In the end, Israel is the testing-ground for all theories about the Jews. The Zionists expected that the return would bring about a normalization of the Jewish situation, in that the Jews in Israel would be free of all the pressures that arose from their anomalous position in the diaspora; Jews would have to fill all the economic and social roles in a complete society. What they could not know was whether this would have the effect of obliterating the specifically Jewish aspects of cultural and social consciousness. Should Israel continue to produce an exceptionally high proportion of distinguished men, or should its quota be expected to be no higher than, say, that of Wales or Norway? It is much too soon to be able to answer this kind of question. One has to allow for the probable growth of secularization to see what elements in Jewish culture wane when the forms of worship and their associated studies are no longer present in the experience of the majority. One has to see what will be the impact of having major Western languages as only the second language of a people whose original thought processes will be conditioned by Hebrew being their natural speech. When we talk of Marx and Freud and Disraeli and Leon Blum, we are talking of men who, whatever their biological affiliation, were men who talked and thought in German, English or French. Above all, we do not know what will be the effect of the juxtaposition and presumably eventual merger of the Ashkenazi and Sephardi streams in the population.

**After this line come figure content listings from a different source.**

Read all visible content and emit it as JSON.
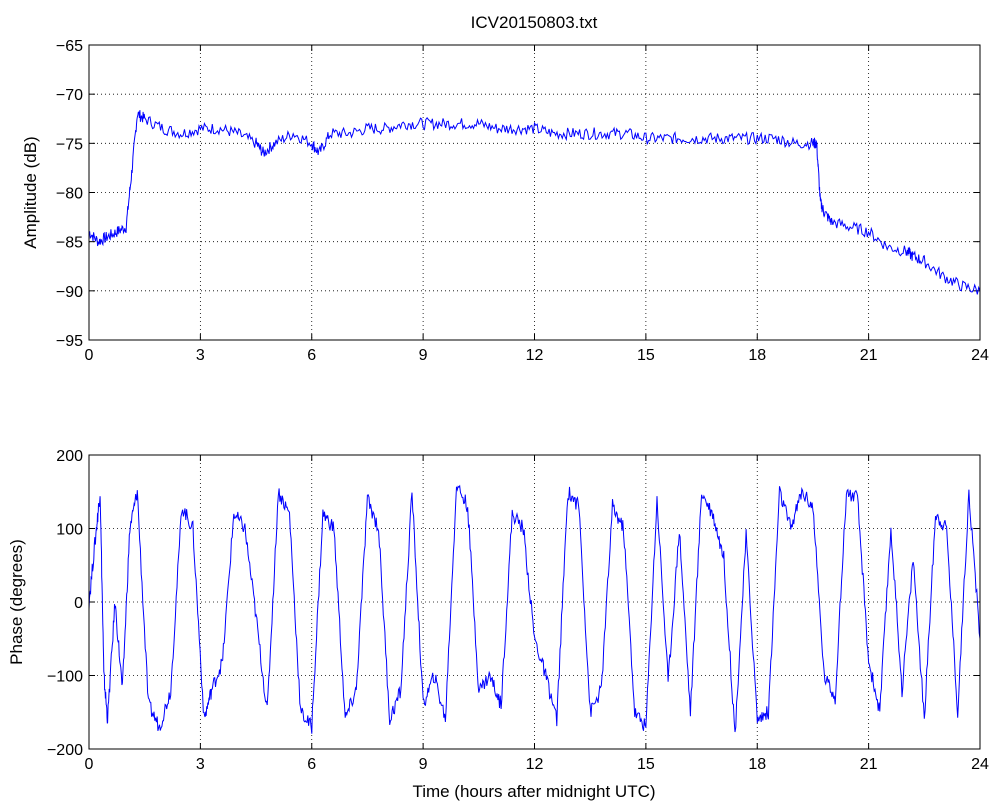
{
  "figure_title": "ICV20150803.txt",
  "chart_data": [
    {
      "type": "line",
      "title": "ICV20150803.txt",
      "xlabel": "",
      "ylabel": "Amplitude (dB)",
      "xlim": [
        0,
        24
      ],
      "ylim": [
        -95,
        -65
      ],
      "xticks": [
        0,
        3,
        6,
        9,
        12,
        15,
        18,
        21,
        24
      ],
      "yticks": [
        -95,
        -90,
        -85,
        -80,
        -75,
        -70,
        -65
      ],
      "grid": true,
      "line_color": "#0000ff",
      "series": [
        {
          "x": [
            0,
            0.25,
            0.5,
            0.75,
            1.0,
            1.15,
            1.3,
            1.5,
            2.0,
            2.5,
            3.0,
            3.5,
            4.0,
            4.5,
            4.7,
            5.0,
            5.5,
            6.0,
            6.2,
            6.5,
            7.0,
            7.5,
            8.0,
            8.5,
            9.0,
            9.5,
            10.0,
            10.5,
            11.0,
            11.5,
            12.0,
            12.5,
            13.0,
            13.5,
            14.0,
            14.5,
            15.0,
            15.5,
            16.0,
            16.5,
            17.0,
            17.5,
            18.0,
            18.5,
            19.0,
            19.5,
            19.6,
            19.7,
            19.8,
            20.0,
            20.5,
            21.0,
            21.5,
            22.0,
            22.2,
            22.5,
            23.0,
            23.5,
            24.0
          ],
          "y": [
            -84,
            -85,
            -84.5,
            -84,
            -83.5,
            -78,
            -72,
            -72.5,
            -73.5,
            -74,
            -73.5,
            -73.5,
            -74,
            -75,
            -76,
            -75,
            -74,
            -75,
            -76,
            -74,
            -74,
            -73.5,
            -73.5,
            -73,
            -73,
            -73,
            -73,
            -73,
            -73.5,
            -73.5,
            -73.5,
            -74,
            -74,
            -74,
            -74,
            -74,
            -74.5,
            -74.5,
            -74.5,
            -74.5,
            -74.5,
            -74.5,
            -74.5,
            -74.5,
            -75,
            -75,
            -75,
            -81,
            -82,
            -83,
            -83.5,
            -84,
            -85.5,
            -86,
            -86.5,
            -87,
            -88.5,
            -89.5,
            -90
          ]
        }
      ]
    },
    {
      "type": "line",
      "title": "",
      "xlabel": "Time (hours after midnight UTC)",
      "ylabel": "Phase (degrees)",
      "xlim": [
        0,
        24
      ],
      "ylim": [
        -200,
        200
      ],
      "xticks": [
        0,
        3,
        6,
        9,
        12,
        15,
        18,
        21,
        24
      ],
      "yticks": [
        -200,
        -100,
        0,
        100,
        200
      ],
      "grid": true,
      "line_color": "#0000ff",
      "series": [
        {
          "x": [
            0,
            0.2,
            0.3,
            0.4,
            0.5,
            0.7,
            0.9,
            1.1,
            1.3,
            1.6,
            1.9,
            2.2,
            2.5,
            2.8,
            3.1,
            3.3,
            3.6,
            3.9,
            4.2,
            4.5,
            4.8,
            5.1,
            5.4,
            5.7,
            6.0,
            6.3,
            6.6,
            6.9,
            7.2,
            7.5,
            7.8,
            8.1,
            8.4,
            8.7,
            9.0,
            9.3,
            9.6,
            9.9,
            10.2,
            10.5,
            10.8,
            11.1,
            11.4,
            11.7,
            12.0,
            12.3,
            12.6,
            12.9,
            13.2,
            13.5,
            13.8,
            14.1,
            14.4,
            14.7,
            15.0,
            15.3,
            15.6,
            15.9,
            16.2,
            16.5,
            16.8,
            17.1,
            17.4,
            17.7,
            18.0,
            18.3,
            18.6,
            18.9,
            19.2,
            19.5,
            19.8,
            20.1,
            20.4,
            20.7,
            21.0,
            21.3,
            21.6,
            21.9,
            22.2,
            22.5,
            22.8,
            23.1,
            23.4,
            23.7,
            24.0
          ],
          "y": [
            0,
            100,
            150,
            -100,
            -160,
            0,
            -120,
            100,
            150,
            -140,
            -170,
            -120,
            130,
            100,
            -160,
            -120,
            -80,
            120,
            100,
            -20,
            -150,
            150,
            120,
            -150,
            -170,
            120,
            100,
            -160,
            -120,
            140,
            100,
            -160,
            -120,
            150,
            -140,
            -100,
            -160,
            160,
            130,
            -120,
            -100,
            -140,
            120,
            100,
            -50,
            -100,
            -160,
            150,
            130,
            -150,
            -120,
            130,
            100,
            -150,
            -170,
            140,
            -110,
            100,
            -150,
            150,
            120,
            60,
            -180,
            90,
            -160,
            -150,
            150,
            100,
            150,
            130,
            -100,
            -130,
            150,
            140,
            -80,
            -150,
            100,
            -120,
            60,
            -160,
            120,
            100,
            -150,
            150,
            -50
          ]
        }
      ]
    }
  ]
}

And we know even less what the impact of all these developments will be upon the rest of Jewry. Will secularization take its toll and lead to the total assimilation of Jews wherever persecution does not prevent it? Or will the identification that nearly all Jews today still feel to some extent with the fate and fortunes of Israel preserve a separate degree of sensibility among the Jews of the United States, Britain, France and so forth? Jews are traditionally united in joy at the feast of the Passover by the assertion that they are the descendants of those whom Moses led forth from bondage in Egypt. Today they are still united in sorrow in the knowledge that they are the survivors or the children of the survivors of the Nazi holocaust. Recent history is not the same for them as for others; and one must imagine that their sensibility is colored by this fact. Against it must be set pride in and hope for Israel which at moments of crisis can evoke echoes even among those apparently most fully assimilated. Raymond Aron's little book, De Gaulle, Israel et les Juifs is the most eloquent exposition of this feeling. The interplay between the Jews and Jewry is not yet fully worked out; history has not come to an end.